Varios artistas no solo cancelaron sus conciertos de Israel, sino que no resistieron la presión de guardar silencio sobre la violencia que ejerce el estado de Ocupación sobre la población palestina.

En junio, el rapero estadounidense Talib Kweli se negó a ceder ante las demandas de dos festivales alemanes, que le prohibieron hacer mención del movimiento BDS.

Kweli dijo que no se “censuraría y mentiría sobre BDS para un cheque”.

En tanto, la cámara baja del parlamento de Alemania, el Bundestag, había aprobado una resolución en mayo, que equiparaba al BDS, como una forma de “antisemitismo”.

La difamación contra un movimiento no violento que rechaza todas las formas de racismo, provocó protestas, llamados de los palestinos en la Cisjordania ocupada y la Franja de Gaza, para cancelar las actuaciones en solidaridad con Kweli.

Europa tomó medidas en respuesta al llamado palestino para boicotear el Festival de Eurovisión que se celebró en Tel Aviv en mayo.

Decenas de grupos LGBTQ habían pedido un boicot a Eurovisión, y muchos organizaron fiestas “sin apartheid”, en la noche de la final de Eurovisión como alternativa.

En el período previo al concurso, más de 100 artistas franceses protestaron por la final del concurso Eurovisión que se realizó en Tel Aviv, dando a conocer los crímenes de guerra de Israel, incluida la destrucción deliberada en 2018 de la principal sala de espectáculos en Gaza, el Centro Cultural Said Al Mishal.

Docenas de veteranos del movimiento irlandés contra el apartheid sudafricano, hicieron un llamado a la concursante de Irlanda, Sarah McTernan, para retirarse de Eurovisión.

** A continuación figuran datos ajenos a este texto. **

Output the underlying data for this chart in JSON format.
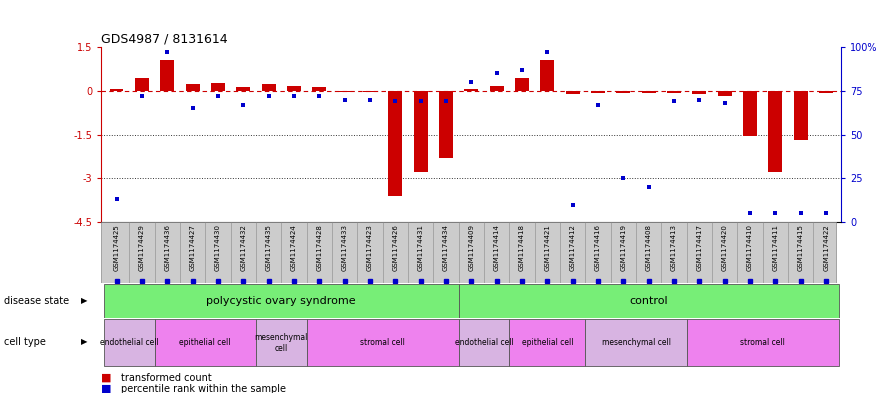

Activistas en Ginebra entregaron una petición de 136 mil firmas contra la celebración de Eurovisión en Tel Aviv a la sede de la Unión Europea de Radiodifusión, el organismo que realiza el concurso.

La esperada avalancha de visitantes a Tel Aviv no se materializó y miles de boletos quedaron sin vender, lo que obligó a los promotores a regalar asientos.

Y en junio, el químico ganador del Premio Nobel, George P. Smith, junto con otros 19 científicos, firmaron un llamado a estudiantes y mentores para boicotear la Olimpiada Internacional de Física de Israel en julio, “para defender los derechos humanos de los jóvenes alumnos y estudiantes palestinos, incluido su derecho a la educación “.